Deadvlei – A Study In Graphic Forms

The clay pan of Deadvlei contains numerous camel thorn trees that have been dead for at least 600 years.

Welcome to Deadvlei, one of those mystical places on earth that simply takes your breath away. There are a few places in the world that have spoken to me this way – whether it’s 5,000 year old Bristlecone Pines clinging to life on a windswept mountain slope, or morning sea fog rolling through a quiet stand of old growth California coastal redwoods (why do these special places always seem to involve trees?). Deadvlei is certainly one of those places.

Deadvlei is a dry and dusty river bed, located in the heart of Namib-Naukluft National Park, Namibia. Deadvlei translates to “dead marsh”, taking the Afrikaans word vlei, meaning a seasonal pond or marsh. This area once lined the banks of the Tsauchab river, flooding at times of abundant rainfall. Around 600 to 700 years ago, a great drought hit the region, drying up the river. Blowing sand encroached upon the flood plain, blocking the river’s path and forming the massive dunes that cover the land today. The camel thorn trees that grew in this marsh died, but due to the extremely dry climate, none of the wood decomposed, leaving skeletal husks still standing for hundreds of years. Centuries spent in the hot African sun have scorched the remains into blackened ghosts.

600 years ago, a drought dried up the Tsauchab river, 1000 foot dunes encroached on the dried up marsh, and the river was blocked.

In order to do an on-sight scout and be ready for the light, I arrived before dawn. This involved rising about 4 AM, hopping in a hired safari vehicle (with giant tires) and taking the 45 minute ride among the largest dunes in the world. The asphalt road soon turned to dirt, which turned to sand. Low tire pressure, 4-wheel drive, and high clearance are all musts in this area – no sedans allowed.

From the drop off, it was a 15 minute hike into the dunes before I topped a rise and saw Deadvlei down below me, surrounded on three sides by immense walls of blood red sand. The tallest point is south east of the clay pan, nicknamed Big Daddy. Standing over 1,000 feet tall, it towers above everything else in the area.

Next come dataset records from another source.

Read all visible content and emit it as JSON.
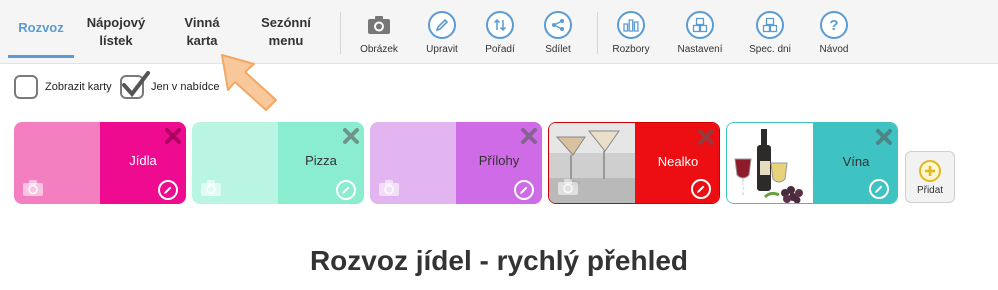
{
  "nav": {
    "tabs": [
      {
        "label": "Rozvoz",
        "active": true
      },
      {
        "label": "Nápojový lístek",
        "active": false
      },
      {
        "label": "Vinná karta",
        "active": false
      },
      {
        "label": "Sezónní menu",
        "active": false
      }
    ],
    "tools": [
      {
        "label": "Obrázek",
        "icon": "camera-icon"
      },
      {
        "label": "Upravit",
        "icon": "pencil-icon"
      },
      {
        "label": "Pořadí",
        "icon": "reorder-icon"
      },
      {
        "label": "Sdílet",
        "icon": "share-icon"
      },
      {
        "label": "Rozbory",
        "icon": "chart-icon"
      },
      {
        "label": "Nastavení",
        "icon": "settings-boxes-icon"
      },
      {
        "label": "Spec. dni",
        "icon": "special-days-icon"
      },
      {
        "label": "Návod",
        "icon": "help-icon"
      }
    ]
  },
  "options": {
    "show_cards": {
      "label": "Zobrazit karty",
      "checked": false
    },
    "only_offered": {
      "label": "Jen v nabídce",
      "checked": true
    }
  },
  "cards": [
    {
      "name": "Jídla",
      "color_left": "#f37fc1",
      "color_right": "#ee0b8f",
      "text_color": "#ffffff",
      "has_image": false,
      "image": ""
    },
    {
      "name": "Pizza",
      "color_left": "#baf5e3",
      "color_right": "#8aedcf",
      "text_color": "#333333",
      "has_image": false,
      "image": ""
    },
    {
      "name": "Přílohy",
      "color_left": "#e2b5f0",
      "color_right": "#cf6be6",
      "text_color": "#333333",
      "has_image": false,
      "image": ""
    },
    {
      "name": "Nealko",
      "color_left": "#cccccc",
      "color_right": "#ec0e13",
      "text_color": "#ffffff",
      "has_image": true,
      "image": "cocktail-glass-image"
    },
    {
      "name": "Vína",
      "color_left": "#ffffff",
      "color_right": "#3ec2c2",
      "text_color": "#333333",
      "has_image": true,
      "image": "wine-bottle-grapes-image"
    }
  ],
  "add_button": {
    "label": "Přidat",
    "icon": "plus-icon"
  },
  "heading": "Rozvoz jídel - rychlý přehled",
  "colors": {
    "accent": "#5a9bd4",
    "arrow": "#f8c89a",
    "add_icon": "#e3b720"
  }
}
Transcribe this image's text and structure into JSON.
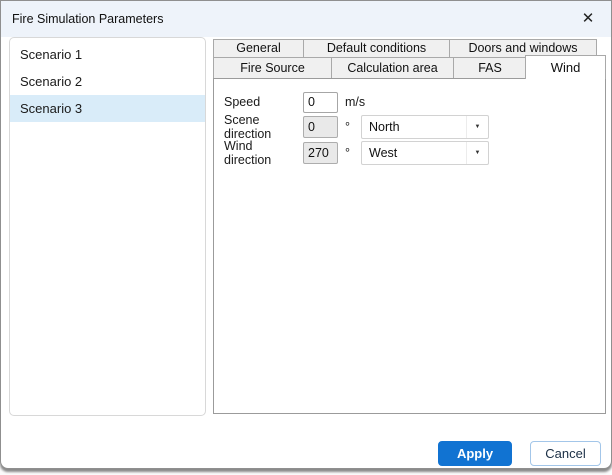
{
  "window": {
    "title": "Fire Simulation Parameters"
  },
  "icons": {
    "close": "✕",
    "dropdown_arrow": "▼"
  },
  "scenario_list": {
    "items": [
      {
        "label": "Scenario 1",
        "selected": false
      },
      {
        "label": "Scenario 2",
        "selected": false
      },
      {
        "label": "Scenario 3",
        "selected": true
      }
    ]
  },
  "tabs": {
    "row1": [
      {
        "label": "General",
        "selected": false
      },
      {
        "label": "Default conditions",
        "selected": false
      },
      {
        "label": "Doors and windows",
        "selected": false
      }
    ],
    "row2": [
      {
        "label": "Fire Source",
        "selected": false
      },
      {
        "label": "Calculation area",
        "selected": false
      },
      {
        "label": "FAS",
        "selected": false
      },
      {
        "label": "Wind",
        "selected": true
      }
    ],
    "selected_tab": "Wind"
  },
  "form": {
    "speed": {
      "label": "Speed",
      "value": "0",
      "unit": "m/s"
    },
    "scene_direction": {
      "label": "Scene direction",
      "value": "0",
      "unit": "°",
      "dropdown_value": "North"
    },
    "wind_direction": {
      "label": "Wind direction",
      "value": "270",
      "unit": "°",
      "dropdown_value": "West"
    }
  },
  "footer": {
    "apply_label": "Apply",
    "cancel_label": "Cancel"
  },
  "colors": {
    "accent_blue": "#1173d2",
    "selection_highlight": "#d9ecf9",
    "titlebar": "#eef3fa",
    "tab_inactive": "#f0f0f0"
  }
}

I did a quick scan from my vantage point before descending to a stand of trees. I set up a composition, and waited for the light.

The wood of the dead trees does not decompose because the area is so dry.

Based on my trip research, I knew much of my shooting at this location would be a study of form and separation. Before I set up for any particular shot, I spent a lot of time looking for the right composition. I needed to avoid unnecessary converging lines, and try to separately my subjects from each other. I would walk around clusters of trees, trying to discern how I would render three dimensions onto a flat, two-dimensional plane.

I imagined the trees in silhouette, reduced to graphical elements of lines and shapes. I moved forward and backward, up and down, trying to find the angles that would convey the subjects in a compositionally elegant manner.

Sun spotlights the side of a dune wall behind a desiccated tree.

The sun moved higher in the sky, spotlighting parts of the landscape through lazy clouds. I looked for new patterns that the light played out across the desert surface.

Tree husks reach out of the clay pan toward the morning sky.

As the desiccated trees moved from shadow to light, their dark forms contrasted against the bright ground and red sand, emphasizing the graphical nature of the scene.

Pulling a three-dimensional stand of trees into a flat plane can be challenging.

This is a place I’ve wanted to visit for a long time. As I was standing in that dusty, dry, ancient river bed, I could hardly believe I was there. I was half a world away from home, and my surroundings could not have been more alien. I truly relish these experiences. Being able to capture an area photographically and share it with others is rewarding, but there is nothing that could replace being there in person.